Summary: The PoodLL plugin for Moodle offers EFL and ESL teachers the opportunity to do 1-on-1 assessment of learners, provide timely and specific feedback, and to supply students with personalized listening files for pronunciation practice. Learners need access to a computer with video and audio recording capabilities, which is standard in most laptops and smartphones produced in since 2009. Learners can record live to the Moodle website via the PoodLL plugin, or can upload a file to the server. File size should be considered when determining the length of the assigned video.
I’m experimenting with a new Moodle plugin with my EFL students (university freshmen). As my classes have about 25 students each, I find it hard to get around to each student in a timely manner to assess their speaking on specific metrics. The PoodLL plugin allows me to give formative feedback to my students in a timely manner and with individual attention. The plugin requires the students to use a computer with a video camera and microphone, which the PoodLL plugin can access directly (a smart phone, which all of my students have, works well here). Otherwise, teachers can make the option for uploading of files available. Be careful about the length of the assigned video and the maximum upload capabilities of your Moodle server. Keeping my videos short prevents any file size issues I may otherwise encounter.
Each assignment is a cloze assignment for the unit, designed to exercise specific grammar and vocabulary within a real-world context. I set a speaking target of 1 minute for the activity, but anything within 30 seconds of this target receives full marks. There is also another line in my rubric for the associated grammar in the task. I use the feedback boxes for detailed criticism, and the general feedback box for anything outside of the assessed material. I also have the PoodLL feedback (audio MP3 with download option) available to me to give specific feedback and examples where pronunciation needs attention.
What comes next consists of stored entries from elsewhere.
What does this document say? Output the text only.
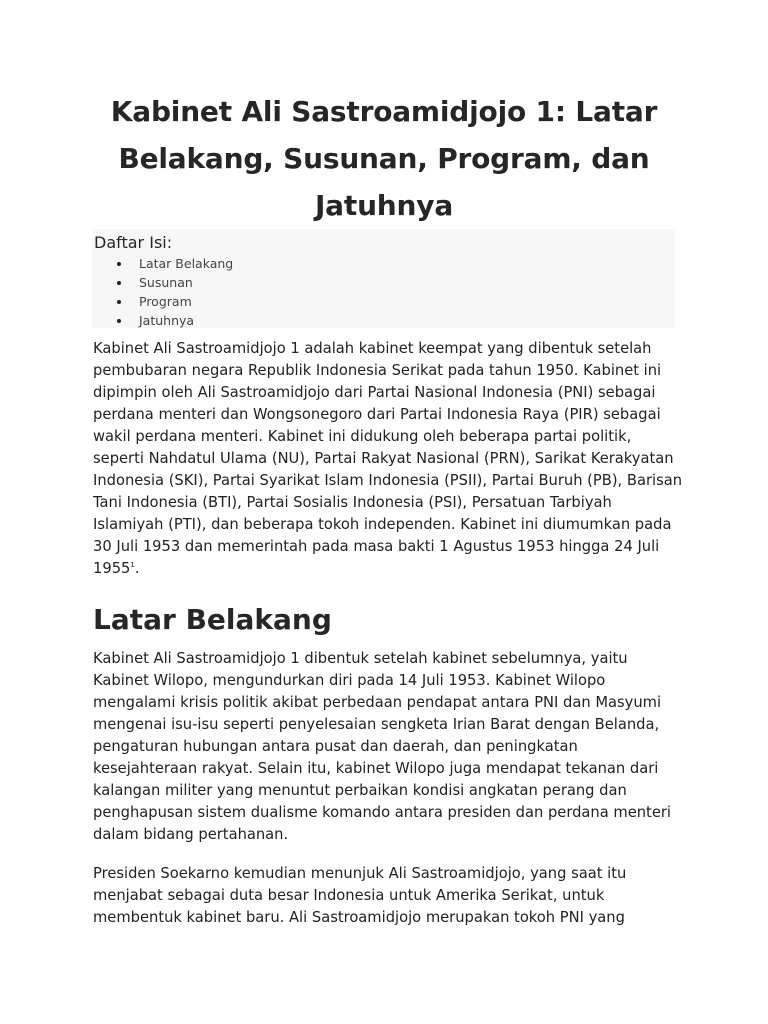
Kabinet Ali Sastroamidjojo 1: Latar Belakang, Susunan, Program, dan Jatuhnya
Daftar Isi:
Latar Belakang
Susunan
Program
Jatuhnya

Kabinet Ali Sastroamidjojo 1 adalah kabinet keempat yang dibentuk setelah pembubaran negara Republik Indonesia Serikat pada tahun 1950. Kabinet ini dipimpin oleh Ali Sastroamidjojo dari Partai Nasional Indonesia (PNI) sebagai perdana menteri dan Wongsonegoro dari Partai Indonesia Raya (PIR) sebagai wakil perdana menteri. Kabinet ini didukung oleh beberapa partai politik, seperti Nahdatul Ulama (NU), Partai Rakyat Nasional (PRN), Sarikat Kerakyatan Indonesia (SKI), Partai Syarikat Islam Indonesia (PSII), Partai Buruh (PB), Barisan Tani Indonesia (BTI), Partai Sosialis Indonesia (PSI), Persatuan Tarbiyah Islamiyah (PTI), dan beberapa tokoh independen. Kabinet ini diumumkan pada 30 Juli 1953 dan memerintah pada masa bakti 1 Agustus 1953 hingga 24 Juli 1955$^1$.

Latar Belakang

Kabinet Ali Sastroamidjojo 1 dibentuk setelah kabinet sebelumnya, yaitu Kabinet Wilopo, mengundurkan diri pada 14 Juli 1953. Kabinet Wilopo mengalami krisis politik akibat perbedaan pendapat antara PNI dan Masyumi mengenai isu-isu seperti penyelesaian sengketa Irian Barat dengan Belanda, pengaturan hubungan antara pusat dan daerah, dan peningkatan kesejahteraan rakyat. Selain itu, kabinet Wilopo juga mendapat tekanan dari kalangan militer yang menuntut perbaikan kondisi angkatan perang dan penghapusan sistem dualisme komando antara presiden dan perdana menteri dalam bidang pertahanan.

Presiden Soekarno kemudian menunjuk Ali Sastroamidjojo, yang saat itu menjabat sebagai duta besar Indonesia untuk Amerika Serikat, untuk membentuk kabinet baru. Ali Sastroamidjojo merupakan tokoh PNI yang
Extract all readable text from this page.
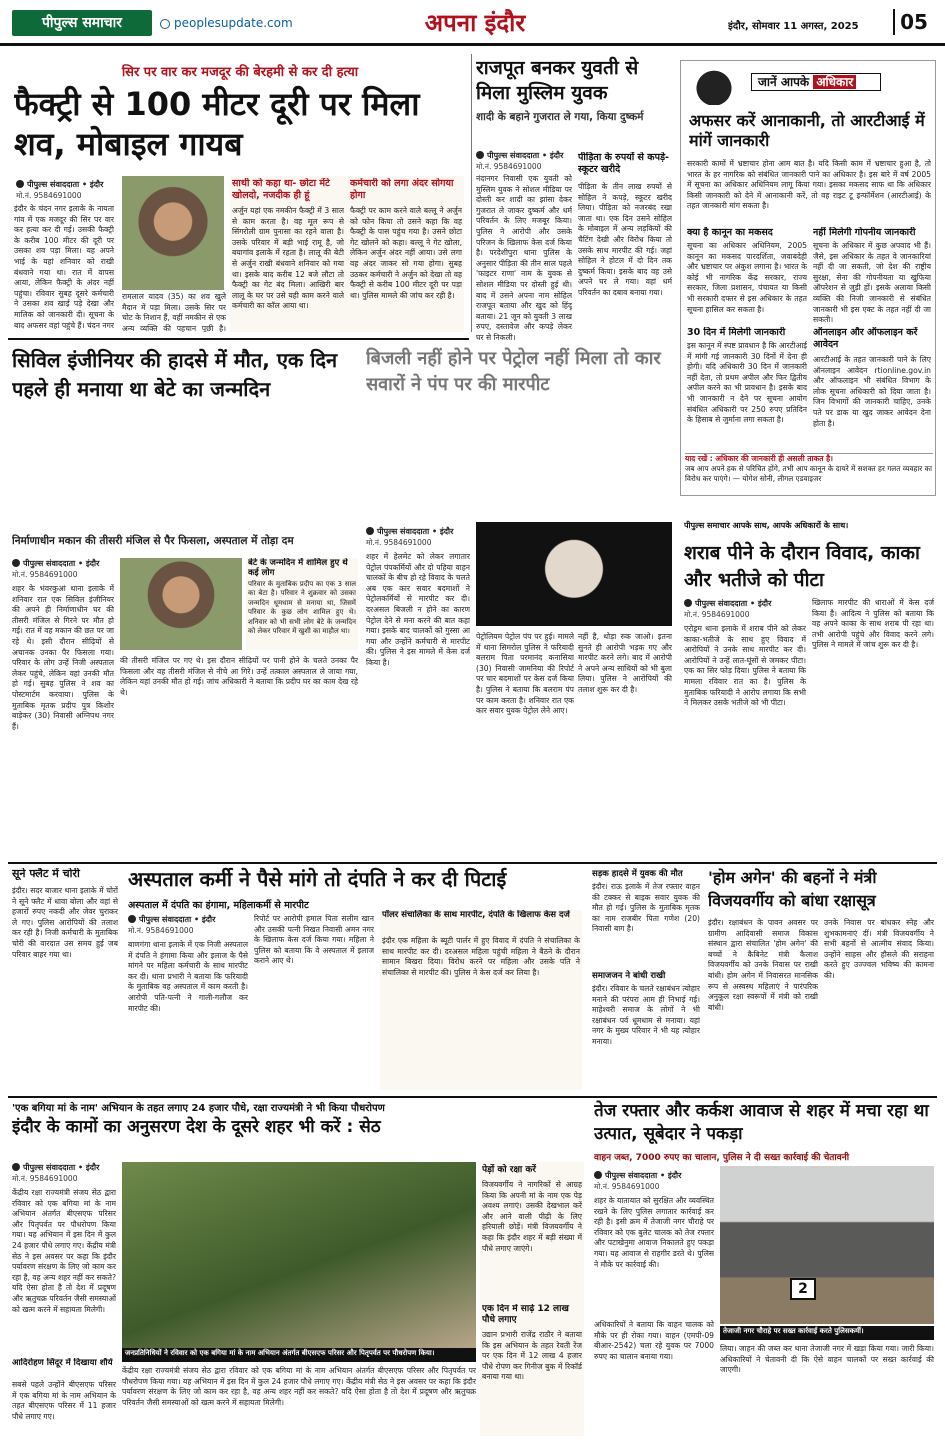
पीपुल्स समाचार	peoplesupdate.com	अपना इंदौर	इंदौर, सोमवार 11 अगस्त, 2025	05
सिर पर वार कर मजदूर की बेरहमी से कर दी हत्या
फैक्ट्री से 100 मीटर दूरी पर मिला शव, मोबाइल गायब
पीपुल्स संवाददाता • इंदौर
मो.नं. 9584691000
इंदौर के चंदन नगर इलाके के नायता गांव में एक मजदूर की सिर पर वार कर हत्या कर दी गई। उसकी फैक्ट्री के करीब 100 मीटर की दूरी पर उसका शव पड़ा मिला। यह अपने भाई के यहां शनिवार को राखी बंधवाने गया था। रात में वापस आया, लेकिन फैक्ट्री के अंदर नहीं पहुंचा। रविवार सुबह दूसरे कर्मचारी ने उसका शव खाई पड़े देखा और मालिक को जानकारी दी। सूचना के बाद अफसर वहां पहुंचे हैं। चंदन नगर
रामलाल यादव (35) का शव खुले मैदान में पड़ा मिला। उसके सिर पर चोट के निशान हैं, वहीं नमकीन से एक अन्य व्यक्ति की पहचान पूछी है।
साथी को कहा था- छोटा मेंटे खोलदो, नजदीक ही हूं
अर्जुन यहां एक नमकीन फैक्ट्री में 3 साल से काम करता है। वह मूल रूप से सिंगरोली ग्राम पुनासा का रहने वाला है। उसके परिवार में बड़ी भाई रामू है, जो बयागांव इलाके में रहता है। लालू की बेटी से अर्जुन राखी बंधवाने शनिवार को गया था। इसके बाद करीब 12 बजे लौटा तो फैक्ट्री का गेट बंद मिला। आखिरी बार लालू के घर पर उसे यही काम करने वाले कर्मचारी का कॉल आया था।
कर्मचारी को लगा अंदर सोगया होगा
फैक्ट्री पर काम करने वाले बल्लू ने अर्जुन को फोन किया तो उसने कहा कि वह फैक्ट्री के पास पहुंच गया है। उसने छोटा गेट खोलने को कहा। बल्लू ने गेट खोला, लेकिन अर्जुन अंदर नहीं आया। उसे लगा वह अंदर जाकर सो गया होगा। सुबह उठकर कर्मचारी ने अर्जुन को देखा तो वह फैक्ट्री से करीब 100 मीटर दूरी पर पड़ा था। पुलिस मामले की जांच कर रही है।
राजपूत बनकर युवती से मिला मुस्लिम युवक
शादी के बहाने गुजरात ले गया, किया दुष्कर्म
पीपुल्स संवाददाता • इंदौर
मो.नं. 9584691000
नंदानगर निवासी एक युवती को मुस्लिम युवक ने सोशल मीडिया पर दोस्ती कर शादी का झांसा देकर गुजरात ले जाकर दुष्कर्म और धर्म परिवर्तन के लिए मजबूर किया। पुलिस ने आरोपी और उसके परिजन के खिलाफ केस दर्ज किया है। परदेशीपुरा थाना पुलिस के अनुसार पीड़िता की तीन साल पहले 'फाइटर राणा' नाम के युवक से सोशल मीडिया पर दोस्ती हुई थी। बाद में उसने अपना नाम सोहिल राजपूत बताया और खुद को हिंदू बताया। 21 जून को युवती 3 लाख रुपए, दस्तावेज और कपड़े लेकर घर से निकली।
पीड़िता के रुपयों से कपड़े- स्कूटर खरीदे
पीड़िता के तीन लाख रुपयों से सोहिल ने कपड़े, स्कूटर खरीद लिया। पीड़िता को नजरबंद रखा जाता था। एक दिन उसने सोहिल के मोबाइल में अन्य लड़कियों की चैटिंग देखी और विरोध किया तो उसके साथ मारपीट की गई। जहां सोहिल ने होटल में दो दिन तक दुष्कर्म किया। इसके बाद वह उसे अपने घर ले गया। वहां धर्म परिवर्तन का दबाव बनाया गया।
जानें आपके अधिकार
अफसर करें आनाकानी, तो आरटीआई में मांगें जानकारी
सरकारी कामों में भ्रष्टाचार होना आम बात है। यदि किसी काम में भ्रष्टाचार हुआ है, तो भारत के हर नागरिक को संबंधित जानकारी पाने का अधिकार है। इस बारे में वर्ष 2005 में सूचना का अधिकार अधिनियम लागू किया गया। इसका मकसद साफ था कि अधिकार किसी जानकारी को देने में आनाकानी करें, तो वह राइट टू इन्फॉर्मेशन (आरटीआई) के तहत जानकारी मांग सकता है।
क्या है कानून का मकसद
सूचना का अधिकार अधिनियम, 2005 कानून का मकसद पारदर्शिता, जवाबदेही और भ्रष्टाचार पर अंकुश लगाना है। भारत के कोई भी नागरिक केंद्र सरकार, राज्य सरकार, जिला प्रशासन, पंचायत या किसी भी सरकारी दफ्तर से इस अधिकार के तहत सूचना हासिल कर सकता है।
नहीं मिलेगी गोपनीय जानकारी
सूचना के अधिकार में कुछ अपवाद भी हैं। जैसे, इस अधिकार के तहत वे जानकारियां नहीं दी जा सकती, जो देश की राष्ट्रीय सुरक्षा, सेना की गोपनीयता या खुफिया ऑपरेशन से जुड़ी हों। इसके अलावा किसी व्यक्ति की निजी जानकारी से संबंधित जानकारी भी इस एक्ट के तहत नहीं दी जा सकती।
30 दिन में मिलेगी जानकारी
इस कानून में स्पष्ट प्रावधान है कि आरटीआई में मांगी गई जानकारी 30 दिनों में देना ही होगी। यदि अधिकारी 30 दिन में जानकारी नहीं देता, तो प्रथम अपील और फिर द्वितीय अपील करने का भी प्रावधान है। इसके बाद भी जानकारी न देने पर सूचना आयोग संबंधित अधिकारी पर 250 रुपए प्रतिदिन के हिसाब से जुर्माना लगा सकता है।
ऑनलाइन और ऑफलाइन करें आवेदन
आरटीआई के तहत जानकारी पाने के लिए ऑनलाइन आवेदन rtionline.gov.in और ऑफलाइन भी संबंधित विभाग के लोक सूचना अधिकारी को दिया जाता है। जिन विभागों की जानकारी चाहिए, उनके पते पर डाक या खुद जाकर आवेदन देना होता है।
याद रखें : अधिकार की जानकारी ही असली ताकत है।
जब आप अपने हक से परिचित होंगे, तभी आप कानून के दायरे में सशक्त हर गलत व्यवहार का विरोध कर पाएंगे। — योगेश सोनी, लीगल एडवाइजर
पीपुल्स समाचार आपके साथ, आपके अधिकारों के साथ।
सिविल इंजीनियर की हादसे में मौत, एक दिन पहले ही मनाया था बेटे का जन्मदिन
निर्माणाधीन मकान की तीसरी मंजिल से पैर फिसला, अस्पताल में तोड़ा दम
पीपुल्स संवाददाता • इंदौर
मो.नं. 9584691000
शहर के भंवरकुआं थाना इलाके में शनिवार रात एक सिविल इंजीनियर की अपने ही निर्माणाधीन घर की तीसरी मंजिल से गिरने पर मौत हो गई। रात में वह मकान की छत पर जा रहे थे। इसी दौरान सीढ़ियों से अचानक उनका पैर फिसला गया। परिवार के लोग उन्हें निजी अस्पताल लेकर पहुंचे, लेकिन वहां उनकी मौत हो गई। सुबह पुलिस ने शव का पोस्टमार्टम करवाया। पुलिस के मुताबिक मृतक प्रदीप पुत्र किशोर बाड़ेकर (30) निवासी अग्निपथ नगर हैं।
बेटे के जन्मदिन में शामिल हुए थे कई लोग
परिवार के मुताबिक प्रदीप का एक 3 साल का बेटा है। परिवार ने शुक्रवार को उसका जन्मदिन धूमधाम से मनाया था, जिसमें परिवार के कुछ लोग शामिल हुए थे। शनिवार को भी सभी लोग बेटे के जन्मदिन को लेकर परिवार में खुशी का माहौल था।
की तीसरी मंजिल पर गए थे। इस दौरान सीढ़ियों पर पानी होने के चलते उनका पैर फिसला और वह तीसरी मंजिल से नीचे आ गिरे। उन्हें तत्काल अस्पताल ले जाया गया, लेकिन यहां उनकी मौत हो गई। जांच अधिकारी ने बताया कि प्रदीप घर का काम देख रहे थे।
बिजली नहीं होने पर पेट्रोल नहीं मिला तो कार सवारों ने पंप पर की मारपीट
पीपुल्स संवाददाता • इंदौर
मो.नं. 9584691000
शहर में हेलमेट को लेकर लगातार पेट्रोल पंपकर्मियों और दो पहिया वाहन चालकों के बीच हो रहे विवाद के चलते अब एक कार सवार बदमाशों ने पेट्रोलकर्मियों से मारपीट कर दी। दरअसल बिजली न होने का कारण पेट्रोल देने से मना करने की बात कहा गया। इसके बाद चालकों को गुस्सा आ गया और उन्होंने कर्मचारी से मारपीट की। पुलिस ने इस मामले में केस दर्ज किया है।
पेट्रोलियम पेट्रोल पंप पर हुई। मामले में थाना सिमरोल पुलिस ने फरियादी बलराम पिता परमानंद कनासिया (30) निवासी जामनिया की रिपोर्ट पर चार बदमाशों पर केस दर्ज किया है। पुलिस ने बताया कि बलराम पंप पर काम करता है। शनिवार रात एक कार सवार युवक पेट्रोल लेने आए।
नहीं है, थोड़ा रुक जाओ। इतना सुनते ही आरोपी भड़क गए और मारपीट करने लगे। बाद में आरोपी ने अपने अन्य साथियों को भी बुला लिया। पुलिस ने आरोपियों की तलाश शुरू कर दी है।
शराब पीने के दौरान विवाद, काका और भतीजे को पीटा
पीपुल्स संवाददाता • इंदौर
मो.नं. 9584691000
एरोड्रम थाना इलाके में शराब पीने को लेकर काका-भतीजे के साथ हुए विवाद में आरोपियों ने उनके साथ मारपीट कर दी। आरोपियों ने उन्हें लात-घूंसों से जमकर पीटा। एक का सिर फोड़ दिया। पुलिस ने बताया कि मामला रविवार रात का है। पुलिस के मुताबिक फरियादी ने आरोप लगाया कि सभी ने मिलकर उसके भतीजे को भी पीटा।
खिलाफ मारपीट की धाराओं में केस दर्ज किया है। आदित्य ने पुलिस को बताया कि वह अपने काका के साथ शराब पी रहा था। तभी आरोपी पहुंचे और विवाद करने लगे। पुलिस ने मामले में जांच शुरू कर दी है।
सूने फ्लैट में चोरी
इंदौर। सदर बाजार थाना इलाके में चोरों ने सूने फ्लैट में धावा बोला और वहां से हजारों रुपए नकदी और जेवर चुराकर ले गए। पुलिस आरोपियों की तलाश कर रही है। निजी कर्मचारी के मुताबिक चोरी की वारदात उस समय हुई जब परिवार बाहर गया था।
अस्पताल कर्मी ने पैसे मांगे तो दंपति ने कर दी पिटाई
अस्पताल में दंपति का हंगामा, महिलाकर्मी से मारपीट
पीपुल्स संवाददाता • इंदौर
मो.नं. 9584691000
बाणगंगा थाना इलाके में एक निजी अस्पताल में दंपति ने हंगामा किया और इलाज के पैसे मांगने पर महिला कर्मचारी के साथ मारपीट कर दी। थाना प्रभारी ने बताया कि फरियादी के मुताबिक वह अस्पताल में काम करती है। आरोपी पति-पत्नी ने गाली-गलौज कर मारपीट की।
रिपोर्ट पर आरोपी हमाल पिता सलीम खान और उसकी पत्नी निखत निवासी अमन नगर के खिलाफ केस दर्ज किया गया। महिला ने पुलिस को बताया कि वे अस्पताल में इलाज कराने आए थे।
पॉलर संचालिका के साथ मारपीट, दंपति के खिलाफ केस दर्ज
इंदौर एक महिला के ब्यूटी पार्लर में हुए विवाद में दंपति ने संचालिका के साथ मारपीट कर दी। दरअसल महिला पहुंची महिला ने बैठने के दौरान सामान बिखरा दिया। विरोध करने पर महिला और उसके पति ने संचालिका से मारपीट की। पुलिस ने केस दर्ज कर लिया है।
सड़क हादसे में युवक की मौत
इंदौर। राऊ इलाके में तेज रफ्तार वाहन की टक्कर से बाइक सवार युवक की मौत हो गई। पुलिस के मुताबिक मृतक का नाम राजबीर पिता गणेश (20) निवासी बाग है।
समाजजन ने बांधी राखी
इंदौर। रविवार के चलते रक्षाबंधन त्योहार मनाने की परंपरा आम ही निभाई गई। माहेश्वरी समाज के लोगों ने भी रक्षाबंधन पर्व धूमधाम से मनाया। यहां नगर के मुख्य परिवार ने भी यह त्योहार मनाया।
'होम अगेन' की बहनों ने मंत्री विजयवर्गीय को बांधा रक्षासूत्र
इंदौर। रक्षाबंधन के पावन अवसर पर ग्रामीण आदिवासी समाज विकास संस्थान द्वारा संचालित 'होम अगेन' की बच्चों ने कैबिनेट मंत्री कैलाश विजयवर्गीय को उनके निवास पर राखी बांधी। होम अगेन में निवासरत मानसिक रूप से अस्वस्थ महिलाएं ने पारंपरिक अनुकूल रक्षा स्वरूपों में मंत्री को राखी बांधी।
उनके निवास पर बांधकर स्नेह और शुभकामनाएं दीं। मंत्री विजयवर्गीय ने सभी बहनों से आत्मीय संवाद किया। उन्होंने साहस और हौसले की सराहना करते हुए उज्ज्वल भविष्य की कामना की।
'एक बगिया मां के नाम' अभियान के तहत लगाए 24 हजार पौधे, रक्षा राज्यमंत्री ने भी किया पौधरोपण
इंदौर के कामों का अनुसरण देश के दूसरे शहर भी करें : सेठ
पीपुल्स संवाददाता • इंदौर
मो.नं. 9584691000
केंद्रीय रक्षा राज्यमंत्री संजय सेठ द्वारा रविवार को एक बगिया मां के नाम अभियान अंतर्गत बीएसएफ परिसर और पितृपर्वत पर पौधरोपण किया गया। यह अभियान में इस दिन में कुल 24 हजार पौधे लगाए गए। केंद्रीय मंत्री सेठ ने इस अवसर पर कहा कि इंदौर पर्यावरण संरक्षण के लिए जो काम कर रहा है, वह अन्य शहर नहीं कर सकते? यदि ऐसा होता है तो देश में प्रदूषण और ऋतुचक्र परिवर्तन जैसी समस्याओं को खत्म करने में सहायता मिलेगी।
आदिरोहण सिंदूर में दिखाया शौर्य
सबसे पहले उन्होंने बीएसएफ परिसर में एक बगिया मां के नाम अभियान के तहत बीएसएफ परिसर में 11 हजार पौधे लगाए गए।
जनप्रतिनिधियों ने रविवार को एक बगिया मां के नाम अभियान अंतर्गत बीएसएफ परिसर और पितृपर्वत पर पौधरोपण किया।
केंद्रीय रक्षा राज्यमंत्री संजय सेठ द्वारा रविवार को एक बगिया मां के नाम अभियान अंतर्गत बीएसएफ परिसर और पितृपर्वत पर पौधरोपण किया गया। यह अभियान में इस दिन में कुल 24 हजार पौधे लगाए गए। केंद्रीय मंत्री सेठ ने इस अवसर पर कहा कि इंदौर पर्यावरण संरक्षण के लिए जो काम कर रहा है, वह अन्य शहर नहीं कर सकते? यदि ऐसा होता है तो देश में प्रदूषण और ऋतुचक्र परिवर्तन जैसी समस्याओं को खत्म करने में सहायता मिलेगी।
पेड़ों को रक्षा करें
विजयवर्गीय ने नागरिकों से आग्रह किया कि अपनी मां के नाम एक पेड़ अवश्य लगाएं। उसकी देखभाल करें और आने वाली पीढ़ी के लिए हरियाली छोड़ें। मंत्री विजयवर्गीय ने कहा कि इंदौर शहर में बड़ी संख्या में पौधे लगाए जाएंगे।
एक दिन में साढ़े 12 लाख पौधे लगाए
उद्यान प्रभारी राजेंद्र राठौर ने बताया कि इस अभियान के तहत रेवती रेंज पर एक दिन में 12 लाख 4 हजार पौधे रोपण कर गिनीज बुक में रिकॉर्ड बनाया गया था।
तेज रफ्तार और कर्कश आवाज से शहर में मचा रहा था उत्पात, सूबेदार ने पकड़ा
वाहन जब्त, 7000 रुपए का चालान, पुलिस ने दी सख्त कार्रवाई की चेतावनी
पीपुल्स संवाददाता • इंदौर
मो.नं. 9584691000
शहर के यातायात को सुरक्षित और व्यवस्थित रखने के लिए पुलिस लगातार कार्रवाई कर रही है। इसी क्रम में तेजाजी नगर चौराहे पर रविवार को एक बुलेट चालक को तेज रफ्तार और पटाखेनुमा आवाज निकालते हुए पकड़ा गया। यह आवाज से राहगीर डरते थे। पुलिस ने मौके पर कार्रवाई की।
अधिकारियों ने बताया कि वाहन चालक को मौके पर ही रोका गया। वाहन (एमपी-09 बीआर-2542) चला रहे युवक पर 7000 रुपए का चालान बनाया गया।
2
तेजाजी नगर चौराहे पर सख्त कार्रवाई करते पुलिसकर्मी।
लिया। जाहन की जब्त कर थाना तेजाजी नगर में खड़ा किया गया। जारी किया। अधिकारियों ने चेतावनी दी कि ऐसे वाहन चालकों पर सख्त कार्रवाई की जाएगी।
Because I keep the assignment short (which is real; few of us orate for minutes at a time in a conversational setting), it’s achievable for students, and I can mark them all within an hour. As they are videos of the students, if I get interrupted I’m easily able to get back on track without keeping a live student waiting. I also can go back and review sections where I can’t understand the student to give pointed feedback on problem areas. Students can also review these sections to see where communication breakdown occurred.
Here’s an example using the second assignment:
From WorldView 1, Unit 16: In the Cafe
Grammar focus: modals for ordering (would like, will have, can I…?)
Vocabulary: Foods, quantities, money amounts
You are calling a catering company (Lunch Munchies, page 75) to order food and drinks for a party. Start your video AFTER the caterer answers the phone.
Caterer: Hello? This is Lunch Munchies. How may I help you?
(Start your video here):
You: Hello. This is (NAME). (Why you are calling). (What you want to order). (Party Date and Place). (Your Phone Number).
Target Time: 1 minute.
My sample video:
Intermediate scores will be converted respectively and rounded to the nearest available grade.
If a scale is used instead of a grade, the score will be converted to the scale elements as if they were consecutive integers.
In addition to the rubric, it is possible to associate specific outcomes with these assignments, allowing teacher and student to track progress with regard to specific standards, not just an assignment grade. I like having this option as it helps me better assess exactly where weaknesses are occurring and to what degree.
When the students log in and check their assignments, they will see something like this:
The student gets specific feedback about each part of the rubric if available, and also gets feedback about their pronunciation, as this presented a problem for this particular student. I recorded an audio file for them to compare against their own video and speech patterns. They can even download the file as an MP3 for their own practice.
So far I’m really enjoying using this plugin with my students, and I’ll be doing a mid-term assessment in a few weeks to see how they are responding to the assignment.